Several contracts in the protocol are designed to be upgradeable. But these contracts don't follow the required upgradeable pattern.

Vulnerability Details

The UpgradeableProxy contract is designed to be a proxy of SystemConfig, PreMarkets, DeliveryPlace, CapitalPool and TokenManager contracts. These contracts are designed to be upgradeable using the Transparent Proxy pattern from OpenZeppelin. The problem is that the most of the contracts don't follow the upgradeable pattern.

The UpgradeableProxyContract uses a constructor. But the constructors are not called during proxy deployment, which leads to uninitialized contract states:

The SystemConfig and TokenManager contracts have initialize function but this function has modifier onlyOwner. The initialize function should have initializer modifier even when the owner is trusted. That ensures the function can only be called once, preventing accidental reinitialization.

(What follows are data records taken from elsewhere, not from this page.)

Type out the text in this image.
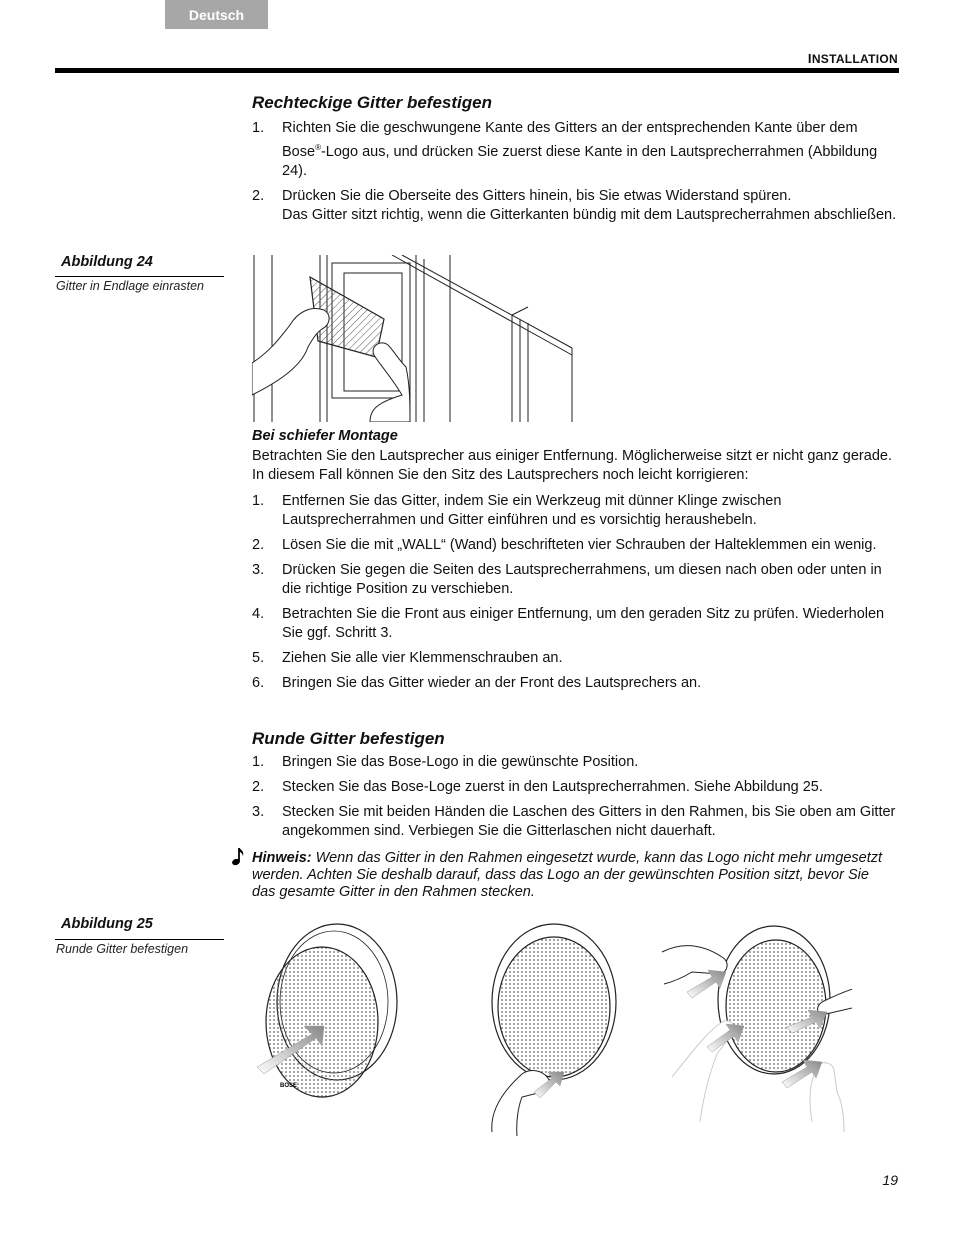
Deutsch
INSTALLATION
Rechteckige Gitter befestigen
1. Richten Sie die geschwungene Kante des Gitters an der entsprechenden Kante über dem Bose®-Logo aus, und drücken Sie zuerst diese Kante in den Lautsprecherrahmen (Abbildung 24).
2. Drücken Sie die Oberseite des Gitters hinein, bis Sie etwas Widerstand spüren.
Das Gitter sitzt richtig, wenn die Gitterkanten bündig mit dem Lautsprecherrahmen abschließen.
Abbildung 24
Gitter in Endlage einrasten
Bei schiefer Montage
Betrachten Sie den Lautsprecher aus einiger Entfernung. Möglicherweise sitzt er nicht ganz gerade. In diesem Fall können Sie den Sitz des Lautsprechers noch leicht korrigieren:
1. Entfernen Sie das Gitter, indem Sie ein Werkzeug mit dünner Klinge zwischen Lautsprecherrahmen und Gitter einführen und es vorsichtig heraushebeln.
2. Lösen Sie die mit „WALL“ (Wand) beschrifteten vier Schrauben der Halteklemmen ein wenig.
3. Drücken Sie gegen die Seiten des Lautsprecherrahmens, um diesen nach oben oder unten in die richtige Position zu verschieben.
4. Betrachten Sie die Front aus einiger Entfernung, um den geraden Sitz zu prüfen. Wiederholen Sie ggf. Schritt 3.
5. Ziehen Sie alle vier Klemmenschrauben an.
6. Bringen Sie das Gitter wieder an der Front des Lautsprechers an.
Runde Gitter befestigen
1. Bringen Sie das Bose-Logo in die gewünschte Position.
2. Stecken Sie das Bose-Loge zuerst in den Lautsprecherrahmen. Siehe Abbildung 25.
3. Stecken Sie mit beiden Händen die Laschen des Gitters in den Rahmen, bis Sie oben am Gitter angekommen sind. Verbiegen Sie die Gitterlaschen nicht dauerhaft.
Hinweis: Wenn das Gitter in den Rahmen eingesetzt wurde, kann das Logo nicht mehr umgesetzt werden. Achten Sie deshalb darauf, dass das Logo an der gewünschten Position sitzt, bevor Sie das gesamte Gitter in den Rahmen stecken.
Abbildung 25
Runde Gitter befestigen
BOSE
19
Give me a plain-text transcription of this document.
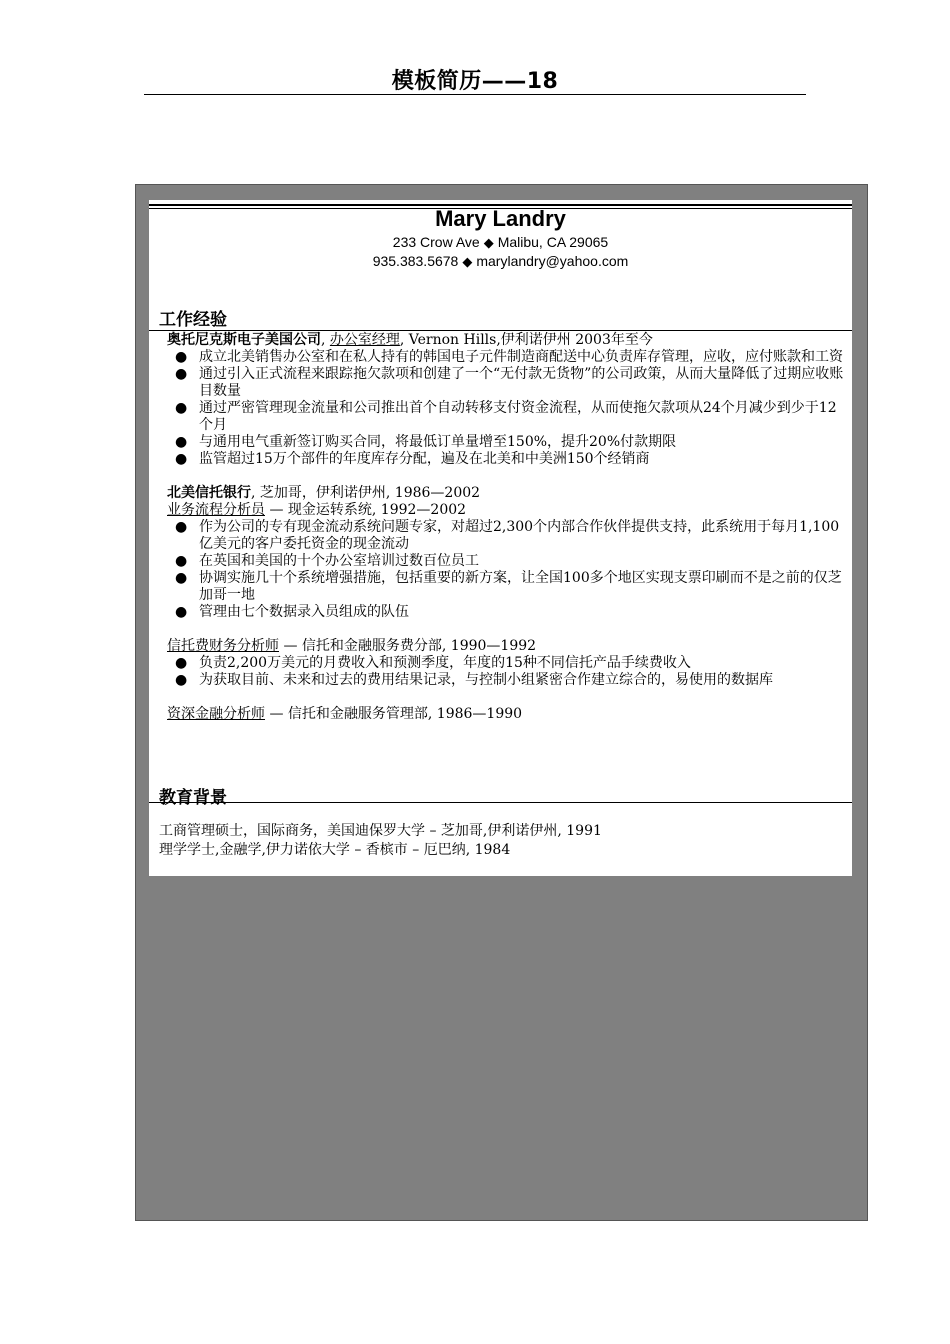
模板简历——18
Mary Landry
233 Crow Ave ◆ Malibu, CA 29065
935.383.5678 ◆ marylandry@yahoo.com
工作经验
奥托尼克斯电子美国公司, 办公室经理, Vernon Hills,伊利诺伊州 2003年至今
● 成立北美销售办公室和在私人持有的韩国电子元件制造商配送中心负责库存管理，应收，应付账款和工资
● 通过引入正式流程来跟踪拖欠款项和创建了一个“无付款无货物”的公司政策，从而大量降低了过期应收账目数量
● 通过严密管理现金流量和公司推出首个自动转移支付资金流程，从而使拖欠款项从24个月减少到少于12个月
● 与通用电气重新签订购买合同，将最低订单量增至150%，提升20%付款期限
● 监管超过15万个部件的年度库存分配，遍及在北美和中美洲150个经销商
北美信托银行, 芝加哥，伊利诺伊州, 1986—2002
业务流程分析员 — 现金运转系统, 1992—2002
● 作为公司的专有现金流动系统问题专家，对超过2,300个内部合作伙伴提供支持，此系统用于每月1,100亿美元的客户委托资金的现金流动
● 在英国和美国的十个办公室培训过数百位员工
● 协调实施几十个系统增强措施，包括重要的新方案，让全国100多个地区实现支票印刷而不是之前的仅芝加哥一地
● 管理由七个数据录入员组成的队伍
信托费财务分析师 — 信托和金融服务费分部, 1990—1992
● 负责2,200万美元的月费收入和预测季度，年度的15种不同信托产品手续费收入
● 为获取目前、未来和过去的费用结果记录，与控制小组紧密合作建立综合的，易使用的数据库
资深金融分析师 — 信托和金融服务管理部, 1986—1990
教育背景
工商管理硕士，国际商务，美国迪保罗大学 – 芝加哥,伊利诺伊州, 1991
理学学士,金融学,伊力诺依大学 – 香槟市 – 厄巴纳, 1984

Also, all contracts that are upgradeable (UpgradeableProxy, SystemConfig, PreMarkets, DeliveryPlace, CapitalPool and TokenManager) should call in the constructor the _disableInitializers function to prevent the base contract from being initialized again. This is a best practice for upgradeable contracts to ensure that the contract cannot be reinitialized after deployment.

Impact

The use of constructors instead of initialize function in the upgradeable contracts leads to uninitialized contract states, because the constructors are not called during proxy deployment.
Also the lack of call to the _disableInitializers function can lead to re-initialization of the contracts and respectively to loss of funds.

Tools Used

Manual Review

Recommendations

Use initialize function instead of constructor and add a call to the _disableInitializers function in the upgradeable contracts. Also, add initializer modifier to ensure the function is only called once and to set the contract’s initialization state.